Sur les frais liés au litige :
9. Les dispositions de l'article L. 761-1 du code de justice administrative font obstacle à ce que soit mise à la charge de l'Etat, qui n'est pas la partie perdante dans la présente instance, la somme réclamée par M. B en remboursement des frais exposés et non compris dans les dépens. Il n'y a pas lieu, dans les circonstances de l'espèce, de faire droit aux conclusions présentées sur le même fondement par le préfet de la Côte-d'Or.
D É C I D E :
Article 1er : La requête de M. B est rejetée.
Article 2 : Les conclusions du préfet de la Côte-d'Or tendant à l'application de l'article L. 761-1 du code de justice administrative sont rejetées.
Article 3 : Le jugement sera notifié à M. D B et au préfet de la Côte-d'Or.

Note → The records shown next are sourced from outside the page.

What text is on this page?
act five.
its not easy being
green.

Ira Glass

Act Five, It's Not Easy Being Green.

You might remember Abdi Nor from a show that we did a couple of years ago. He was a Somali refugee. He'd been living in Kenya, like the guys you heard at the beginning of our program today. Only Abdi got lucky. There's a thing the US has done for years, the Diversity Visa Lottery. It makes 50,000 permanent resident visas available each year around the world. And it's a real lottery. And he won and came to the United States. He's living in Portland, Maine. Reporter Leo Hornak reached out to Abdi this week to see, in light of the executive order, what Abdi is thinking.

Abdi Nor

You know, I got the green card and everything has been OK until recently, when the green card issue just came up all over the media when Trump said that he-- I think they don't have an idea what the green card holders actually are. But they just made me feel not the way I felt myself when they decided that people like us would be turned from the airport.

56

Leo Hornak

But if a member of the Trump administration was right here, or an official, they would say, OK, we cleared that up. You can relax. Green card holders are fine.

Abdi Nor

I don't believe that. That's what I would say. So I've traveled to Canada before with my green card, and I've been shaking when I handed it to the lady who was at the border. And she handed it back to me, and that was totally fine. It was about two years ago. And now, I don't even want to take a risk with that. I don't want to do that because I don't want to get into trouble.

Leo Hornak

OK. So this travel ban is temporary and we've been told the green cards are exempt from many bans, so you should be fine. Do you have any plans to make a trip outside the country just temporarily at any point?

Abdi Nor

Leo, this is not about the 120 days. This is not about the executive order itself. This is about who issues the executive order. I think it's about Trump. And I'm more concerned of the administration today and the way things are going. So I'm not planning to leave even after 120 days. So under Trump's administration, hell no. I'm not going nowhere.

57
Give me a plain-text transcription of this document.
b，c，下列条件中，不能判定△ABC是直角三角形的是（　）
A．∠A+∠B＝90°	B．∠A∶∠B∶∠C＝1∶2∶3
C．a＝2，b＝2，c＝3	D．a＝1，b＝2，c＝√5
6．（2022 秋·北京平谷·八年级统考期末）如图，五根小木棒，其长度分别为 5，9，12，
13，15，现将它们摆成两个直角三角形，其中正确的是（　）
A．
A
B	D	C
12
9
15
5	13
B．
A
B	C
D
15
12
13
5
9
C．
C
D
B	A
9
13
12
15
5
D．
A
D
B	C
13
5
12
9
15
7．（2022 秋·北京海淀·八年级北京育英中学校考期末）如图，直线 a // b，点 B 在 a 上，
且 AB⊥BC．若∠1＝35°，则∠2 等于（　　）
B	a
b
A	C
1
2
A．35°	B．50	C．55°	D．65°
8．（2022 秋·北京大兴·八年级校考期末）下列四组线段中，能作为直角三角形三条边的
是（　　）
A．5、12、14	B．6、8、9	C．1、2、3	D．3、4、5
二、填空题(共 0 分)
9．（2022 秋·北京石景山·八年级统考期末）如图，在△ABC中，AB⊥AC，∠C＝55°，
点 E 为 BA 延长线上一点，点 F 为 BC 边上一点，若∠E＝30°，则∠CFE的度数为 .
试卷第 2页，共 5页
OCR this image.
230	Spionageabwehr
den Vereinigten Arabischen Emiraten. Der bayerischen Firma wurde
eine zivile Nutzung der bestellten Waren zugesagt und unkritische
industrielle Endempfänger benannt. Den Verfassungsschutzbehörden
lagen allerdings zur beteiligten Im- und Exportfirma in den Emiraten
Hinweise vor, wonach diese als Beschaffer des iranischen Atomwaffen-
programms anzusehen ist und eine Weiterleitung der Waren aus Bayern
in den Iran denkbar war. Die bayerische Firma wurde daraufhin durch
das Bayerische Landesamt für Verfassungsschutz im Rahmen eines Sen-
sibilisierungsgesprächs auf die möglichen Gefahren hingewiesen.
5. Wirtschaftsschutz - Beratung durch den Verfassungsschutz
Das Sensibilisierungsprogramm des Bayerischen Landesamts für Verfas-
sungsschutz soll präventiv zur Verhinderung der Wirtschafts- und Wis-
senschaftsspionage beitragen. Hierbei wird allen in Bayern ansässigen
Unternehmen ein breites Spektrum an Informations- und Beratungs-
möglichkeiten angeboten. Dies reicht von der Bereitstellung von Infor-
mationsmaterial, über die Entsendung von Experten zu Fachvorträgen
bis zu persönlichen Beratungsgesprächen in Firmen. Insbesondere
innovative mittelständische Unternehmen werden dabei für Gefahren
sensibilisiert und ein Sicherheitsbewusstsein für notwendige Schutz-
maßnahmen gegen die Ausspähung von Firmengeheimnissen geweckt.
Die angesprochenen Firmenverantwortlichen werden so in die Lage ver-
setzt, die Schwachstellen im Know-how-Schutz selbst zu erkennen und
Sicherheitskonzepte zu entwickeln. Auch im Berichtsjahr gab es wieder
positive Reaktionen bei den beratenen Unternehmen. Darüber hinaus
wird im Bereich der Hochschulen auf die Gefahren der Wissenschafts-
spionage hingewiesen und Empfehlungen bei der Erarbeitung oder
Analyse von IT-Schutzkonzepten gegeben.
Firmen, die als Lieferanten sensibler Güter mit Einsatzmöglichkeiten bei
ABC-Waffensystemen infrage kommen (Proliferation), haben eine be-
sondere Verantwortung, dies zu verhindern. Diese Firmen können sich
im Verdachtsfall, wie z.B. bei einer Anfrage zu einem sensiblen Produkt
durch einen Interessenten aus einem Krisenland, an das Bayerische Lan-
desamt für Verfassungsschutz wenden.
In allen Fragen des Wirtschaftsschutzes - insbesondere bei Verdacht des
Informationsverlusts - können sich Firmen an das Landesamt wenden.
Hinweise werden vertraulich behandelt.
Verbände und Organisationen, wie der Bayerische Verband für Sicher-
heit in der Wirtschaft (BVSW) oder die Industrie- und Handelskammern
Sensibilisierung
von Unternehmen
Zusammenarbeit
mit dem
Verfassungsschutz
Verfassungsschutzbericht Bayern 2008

Copie en sera adressée au ministre de l'intérieur.
Délibéré après l'audience du 26 septembre 2024 à laquelle siégeaient :
M. Olivier Rousset, président,
Mme Marie-Eve Laurent, première conseillère,
Mme Valérie Zancanaro, première conseillère.
Rendu public par mise à disposition au greffe le 30 septembre 2024.
Le président-rapporteur,
O.E
La conseillère première assesseure,
M-E Laurent
La greffière,
C. Chapiron
La République mande et ordonne au préfet de Côte-d'Or, en ce qui le concerne et à tous commissaires de justice à ce requis, en ce qui concerne les voies de droit commun contre les parties privées, de pourvoir à l'exécution de la présente décision.